Black ran to the pump, and Bain lit a cigarette. He had no idea why they were at Touffréville, how long they would stay there or where they were going next. Life was little more than a series of freshly dug pits with the ever-present fear of ending up in one for- ever. A few weeks earlier, Hughie had complained that the sealing of their transit camp on the Thames robbed them of their last chance of running to Glasgow. Bain pointed out to Hughie that he could have deserted on his own. “
I told you,” Black replied. “I wasna going without you.”

“That puts a big responsibility on me, doesn’t it?” Bain answered. Hughie absolved his friend, “It’s my decision. I’m a big lad. It’s what I decided. If anything happens to me, it’s no’ your fault. I could’ve gone but I decided to stay. Me. I decided. Not you or anyone else. Okay?” He added, “Any case, nothing’s going to happen to me, son.”

To commanders, decisive moments came with the capture or loss of high ground, offensives, retreats and massive battles. To infantry soldiers like John Bain, significant events were personal: surviving a mortar barrage, finding shelter in a building or a ditch, eating hot food and losing a friend. The war itself meant nothing to Bain, who did not hate the Germans.

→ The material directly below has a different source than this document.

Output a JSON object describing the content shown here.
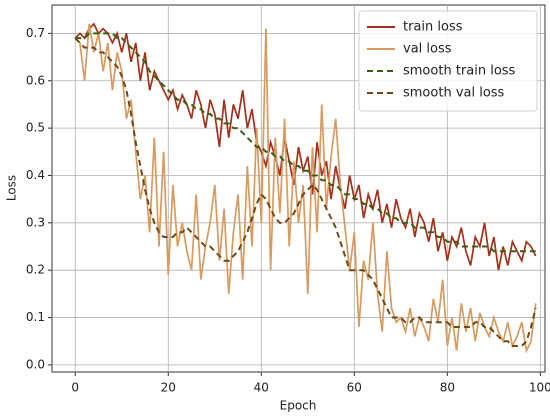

Friends like Gordon Rennie, Alec Stevenson, Bill Grey and especially Hughie Black had come to mean everything.

A close bond formed between two-men trench teams. “
They would live, eat, work and sleep together,” one infantry platoon commander wrote. “If one of them was killed or wounded the other was quite lost.”

Bain’s cigarette smoke floated upward into the strangely tranquil Norman sky, when all of a sudden cluster after cluster of Moaning Minnies screeched to the earth. The Gordons cowered in their trenches, until, as abruptly as it began, the mortaring stopped. Bain took the risk of putting his head up to look around. Hughie Black lay on the ground halfway to the farmhouse. Bain ran from his trench. He and Gordon Rennie reached their friend at the same moment. Rennie put his hand on Hughie’s shoulder, gently rubbing as if to wake him. When Hughie did not respond, he slowly rolled him onto his back and blurted, “Jesus Christ.”